Tuesday, January 18, 2011

Jujur

Akhir-akhir ini jadi sering merenung. Bukan karena ga ada kerjaan ataupun kurang bahan tontonan drama. Tapi mungkin lebih karena perasaan galau yg memuncak.

Sudah hampir 4 bulan semenjak balik ke indonesia, tak jua lamaran pekerjaan mendapat jawaban yg positif. Yang ada hanya penolakan. Lantas kembali ke kehidupan lama. Bergaul dengan dunia anak lautan. Bergumul dengan dorama, musik dan video. Berkhayal dan bermimpi. Bukannya negatif lho ini. Karena disatu titik di sepanjang kegilaan itu, ada dua lagu yang menolongku mengatasi badai. Badai patah hati dan patah semangat.

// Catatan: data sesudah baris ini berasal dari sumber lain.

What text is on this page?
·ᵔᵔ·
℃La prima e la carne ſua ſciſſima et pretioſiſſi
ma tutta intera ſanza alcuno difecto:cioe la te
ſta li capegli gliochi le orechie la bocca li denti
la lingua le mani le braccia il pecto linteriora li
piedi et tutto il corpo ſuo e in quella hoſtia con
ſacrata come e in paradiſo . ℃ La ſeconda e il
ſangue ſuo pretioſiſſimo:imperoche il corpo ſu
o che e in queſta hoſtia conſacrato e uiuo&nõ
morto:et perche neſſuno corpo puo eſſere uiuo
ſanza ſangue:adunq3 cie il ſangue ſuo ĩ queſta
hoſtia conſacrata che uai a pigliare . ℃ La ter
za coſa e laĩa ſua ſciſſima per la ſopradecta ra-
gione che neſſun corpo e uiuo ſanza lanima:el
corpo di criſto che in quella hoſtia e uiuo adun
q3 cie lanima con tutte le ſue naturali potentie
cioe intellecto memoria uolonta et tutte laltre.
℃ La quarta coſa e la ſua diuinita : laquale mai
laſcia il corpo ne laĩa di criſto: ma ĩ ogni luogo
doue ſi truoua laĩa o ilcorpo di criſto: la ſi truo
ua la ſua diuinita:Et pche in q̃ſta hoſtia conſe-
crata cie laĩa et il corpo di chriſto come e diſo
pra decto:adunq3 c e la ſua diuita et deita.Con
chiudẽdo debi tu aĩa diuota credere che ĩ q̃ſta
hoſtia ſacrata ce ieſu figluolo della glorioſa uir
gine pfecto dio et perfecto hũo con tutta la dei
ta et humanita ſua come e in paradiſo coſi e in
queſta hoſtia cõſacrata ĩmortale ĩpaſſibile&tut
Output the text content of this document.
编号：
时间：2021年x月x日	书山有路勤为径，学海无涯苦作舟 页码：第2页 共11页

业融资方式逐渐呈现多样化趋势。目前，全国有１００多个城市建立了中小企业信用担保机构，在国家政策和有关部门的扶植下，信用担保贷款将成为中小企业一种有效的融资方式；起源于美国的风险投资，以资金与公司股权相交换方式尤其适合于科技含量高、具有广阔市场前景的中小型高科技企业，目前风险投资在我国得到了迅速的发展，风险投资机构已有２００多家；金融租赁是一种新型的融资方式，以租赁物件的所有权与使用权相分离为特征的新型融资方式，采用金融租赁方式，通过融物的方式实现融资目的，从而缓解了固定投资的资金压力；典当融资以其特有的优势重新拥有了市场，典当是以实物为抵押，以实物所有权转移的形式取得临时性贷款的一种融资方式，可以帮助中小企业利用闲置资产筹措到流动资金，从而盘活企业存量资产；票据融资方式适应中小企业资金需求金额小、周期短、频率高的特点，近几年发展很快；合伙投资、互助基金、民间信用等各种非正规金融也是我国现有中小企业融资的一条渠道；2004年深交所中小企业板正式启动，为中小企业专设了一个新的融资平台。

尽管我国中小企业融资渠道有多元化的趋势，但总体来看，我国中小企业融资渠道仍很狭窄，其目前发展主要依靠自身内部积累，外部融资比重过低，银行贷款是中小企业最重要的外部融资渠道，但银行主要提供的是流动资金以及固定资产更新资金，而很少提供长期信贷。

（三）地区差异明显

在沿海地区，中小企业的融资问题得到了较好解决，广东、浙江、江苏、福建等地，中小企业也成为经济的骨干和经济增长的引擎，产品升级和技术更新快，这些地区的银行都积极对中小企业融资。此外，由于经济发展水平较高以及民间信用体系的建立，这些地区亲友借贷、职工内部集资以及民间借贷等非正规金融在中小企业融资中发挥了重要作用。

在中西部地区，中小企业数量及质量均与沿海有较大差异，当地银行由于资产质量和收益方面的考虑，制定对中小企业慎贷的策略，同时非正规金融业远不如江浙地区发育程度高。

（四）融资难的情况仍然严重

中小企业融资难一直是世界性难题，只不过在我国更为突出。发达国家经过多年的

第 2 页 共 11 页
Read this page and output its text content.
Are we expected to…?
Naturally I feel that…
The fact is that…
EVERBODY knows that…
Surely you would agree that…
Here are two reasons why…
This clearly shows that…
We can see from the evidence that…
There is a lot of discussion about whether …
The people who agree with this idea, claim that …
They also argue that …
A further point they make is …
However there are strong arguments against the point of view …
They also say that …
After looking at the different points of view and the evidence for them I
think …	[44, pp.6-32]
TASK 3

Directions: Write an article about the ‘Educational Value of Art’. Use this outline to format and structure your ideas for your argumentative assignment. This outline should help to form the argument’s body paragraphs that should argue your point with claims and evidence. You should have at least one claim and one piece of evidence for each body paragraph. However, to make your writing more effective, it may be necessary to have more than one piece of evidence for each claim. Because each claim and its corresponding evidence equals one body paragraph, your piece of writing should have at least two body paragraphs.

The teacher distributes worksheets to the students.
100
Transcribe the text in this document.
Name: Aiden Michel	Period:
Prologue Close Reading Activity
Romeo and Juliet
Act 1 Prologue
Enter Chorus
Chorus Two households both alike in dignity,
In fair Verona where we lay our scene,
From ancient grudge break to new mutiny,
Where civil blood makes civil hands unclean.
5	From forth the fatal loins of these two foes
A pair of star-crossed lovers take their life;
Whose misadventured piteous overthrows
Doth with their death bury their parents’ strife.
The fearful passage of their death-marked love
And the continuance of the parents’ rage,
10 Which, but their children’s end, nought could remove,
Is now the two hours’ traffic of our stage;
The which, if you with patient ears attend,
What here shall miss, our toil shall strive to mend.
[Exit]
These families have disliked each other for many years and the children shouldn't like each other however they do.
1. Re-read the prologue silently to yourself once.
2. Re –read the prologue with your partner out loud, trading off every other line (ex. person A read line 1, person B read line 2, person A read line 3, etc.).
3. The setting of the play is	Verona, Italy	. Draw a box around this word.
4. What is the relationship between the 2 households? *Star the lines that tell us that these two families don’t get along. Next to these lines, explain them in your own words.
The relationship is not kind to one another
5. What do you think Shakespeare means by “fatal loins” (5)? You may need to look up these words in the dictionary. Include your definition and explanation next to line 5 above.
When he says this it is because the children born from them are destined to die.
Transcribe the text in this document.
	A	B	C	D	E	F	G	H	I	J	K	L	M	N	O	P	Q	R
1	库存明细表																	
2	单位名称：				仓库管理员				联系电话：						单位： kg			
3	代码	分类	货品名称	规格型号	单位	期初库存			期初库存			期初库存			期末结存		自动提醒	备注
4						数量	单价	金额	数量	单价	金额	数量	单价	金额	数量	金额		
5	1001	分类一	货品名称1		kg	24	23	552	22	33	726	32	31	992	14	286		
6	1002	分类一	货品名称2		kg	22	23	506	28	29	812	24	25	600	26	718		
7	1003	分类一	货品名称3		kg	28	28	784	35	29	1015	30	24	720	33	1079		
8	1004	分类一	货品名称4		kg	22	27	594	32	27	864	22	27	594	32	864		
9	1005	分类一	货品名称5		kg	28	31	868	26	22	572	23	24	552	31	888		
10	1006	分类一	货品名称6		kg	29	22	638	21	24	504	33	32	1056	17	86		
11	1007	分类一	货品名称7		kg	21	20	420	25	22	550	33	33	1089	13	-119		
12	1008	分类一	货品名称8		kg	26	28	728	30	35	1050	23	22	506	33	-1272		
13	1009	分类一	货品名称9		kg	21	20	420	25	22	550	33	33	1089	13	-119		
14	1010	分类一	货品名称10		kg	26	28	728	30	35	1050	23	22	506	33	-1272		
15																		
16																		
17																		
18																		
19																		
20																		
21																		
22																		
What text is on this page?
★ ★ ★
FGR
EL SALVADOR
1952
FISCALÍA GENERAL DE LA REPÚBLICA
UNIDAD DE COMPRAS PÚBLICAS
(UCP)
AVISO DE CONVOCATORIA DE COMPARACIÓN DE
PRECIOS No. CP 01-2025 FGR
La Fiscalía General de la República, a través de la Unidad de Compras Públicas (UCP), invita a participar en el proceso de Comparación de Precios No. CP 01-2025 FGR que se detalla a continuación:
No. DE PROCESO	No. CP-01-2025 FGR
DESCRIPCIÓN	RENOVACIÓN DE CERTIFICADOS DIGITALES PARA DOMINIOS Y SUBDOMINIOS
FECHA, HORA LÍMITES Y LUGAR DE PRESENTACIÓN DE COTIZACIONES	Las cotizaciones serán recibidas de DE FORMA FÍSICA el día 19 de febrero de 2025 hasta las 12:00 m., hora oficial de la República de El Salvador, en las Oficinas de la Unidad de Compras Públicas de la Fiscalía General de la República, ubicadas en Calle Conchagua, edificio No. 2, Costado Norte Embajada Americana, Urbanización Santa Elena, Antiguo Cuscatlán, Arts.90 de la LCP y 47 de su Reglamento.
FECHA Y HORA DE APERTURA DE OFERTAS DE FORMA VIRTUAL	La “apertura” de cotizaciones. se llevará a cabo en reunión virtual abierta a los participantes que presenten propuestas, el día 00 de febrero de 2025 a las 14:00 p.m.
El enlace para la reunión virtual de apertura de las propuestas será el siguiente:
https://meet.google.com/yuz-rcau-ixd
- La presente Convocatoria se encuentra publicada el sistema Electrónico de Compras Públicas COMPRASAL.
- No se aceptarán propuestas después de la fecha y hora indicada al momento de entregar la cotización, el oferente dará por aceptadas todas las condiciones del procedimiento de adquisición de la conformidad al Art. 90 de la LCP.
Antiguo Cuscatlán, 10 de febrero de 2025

Kini saat aku mulai berjalan tegak kembali, aku merasakan dorongan luar biasa untuk kembali jujur. Jujur pada diriku sendiri. Menanyakan apa mauku dan juga keinginanku. Kalau dalam istilah akademis yg diceritakan seorang teman, itu namanua mempraktekkan nlp, neuro linguistic programming.

Sudahlah apapun itu namanya, aku mau jujur. Sekarang dan seterusnya. Agar tenang dan jalan itu terbuka.

Pertama, aku suka beli buku tapi hampir2 aku tak pernah selesai membacanya. Nah, prasyarat utama menjadi seorang peneliti yg baik adalah banyak membaca. Kalau membaca saja aku malas, mungkinkah aku jadi peneliti yg baik? Mungkin karena itu juga, tesisku tak sempurna. Dan ketika kembali menjadi peneliti skrg, aku merasakan hamparan ketidakpuasan dan kehampaan yg menyesakkan.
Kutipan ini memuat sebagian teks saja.